I had the chance to visit another craft establishment, the pottery factory of National Craftsman Fidel Go. This time my guide was no less than Mayor Medina herself who graciously pulled herself away from her hectic schedule to take me around.
Vigan is famous for the products of its kilns. For centuries the city has been the source of the burnay, a kind of dark earthenware. It was truly a revelation to me to see how the pots were made.
We were first treated to a demonstration by one of Fidel Go’s sons. A wet clay mixture was thrown onto a potter’s wheel which was turned by foot. It is quite a sight to see the lovely piece take shape under skillful hands. I was also very impressed to see the rows of finished items laid out to air while awaiting firing in the great oven. I was told that everyone was quite busy because they were making terra cotta shards to be used as lining material for the salt beds of Pangasinan. Apparently, to produce these shards, whole pots were first produced and then broken up! Strange as the system may sound it was quite lucrative. The order that had been placed was for a staggering amount!
The whole workshop had an alluring and mysterious atmosphere with its deep shadows as well as mounds of clay and piles of firewood. What was perhaps the most astounding sight was the dragon kiln itself. This is a kind of oven that is built into the earth. Its name comes from its interesting long and narrow form. It is supposed to have been introduced to the Philippines by Chinese migrants.
Perhaps the most heartwarming part of our visit to the burnay factory was seeing all the bustling shops at the entrance. I think that it is very important that store outlets are encouraged in areas with high tourist traffic. This creates a productive synergy where important sights help generate more income for the community. More than just the pots were for sale. There was a wide array of articles to choose from. There were also food products. I couldn’t resist buying a cone topped with delicious homemade ice cream.
Early one morning, I got up for a quick walk around. I found myself drawn to a cobblestone-paved street where a large number of Vigan’s souvenir showcases are located. This was the area where Dominic the weaver had set up a shop a decade ago. It was hard to imagine that there was a time when there were only a few establishments. Now the place is filled with stores. In fact, my only disappointment was seeing that, as the shops began to open at the start of a new day, many were selling the same items. There was hardly anything that was unusual and novel.
Nevertheless, having a large number of shops selling handmade pieces is still a truly welcome development, for traditional crafts will only survive if there is a market for them. One of the most vibrant sectors that can generate a healthy demand for crafted items is the tourism industry. Tourists have the buying power to ensure that handmade baskets and fabrics will continue to be produced.
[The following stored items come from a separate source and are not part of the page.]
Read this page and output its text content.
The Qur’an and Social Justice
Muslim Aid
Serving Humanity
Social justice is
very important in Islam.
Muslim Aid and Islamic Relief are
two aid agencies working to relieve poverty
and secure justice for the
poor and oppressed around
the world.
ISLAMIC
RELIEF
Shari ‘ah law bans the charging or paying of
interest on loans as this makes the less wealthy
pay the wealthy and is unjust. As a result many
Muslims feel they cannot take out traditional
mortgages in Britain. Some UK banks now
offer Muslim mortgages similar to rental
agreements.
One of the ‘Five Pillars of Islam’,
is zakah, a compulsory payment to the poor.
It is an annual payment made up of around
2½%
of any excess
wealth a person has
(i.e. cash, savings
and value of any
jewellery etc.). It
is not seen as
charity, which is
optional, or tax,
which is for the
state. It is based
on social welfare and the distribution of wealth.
The key, of course, is to ascertain that standards are kept. This is where academic institutions are needed. They have to work with the craftspeople to document and study the ancient craft techniques and patterns handed down through the centuries. Designers could also help out by suggesting innovations.
I dream of the day when Vigan will have more craft galleries selling fine pieces. I also dream of the day that there will be a crafts museum, like the fascinating one that I saw in Delhi. I am sure with the dynamism that is everywhere in this region, my dreams are not farfetched. It is heartwarming to note that the traditional crafts are alive and well in Ilocos.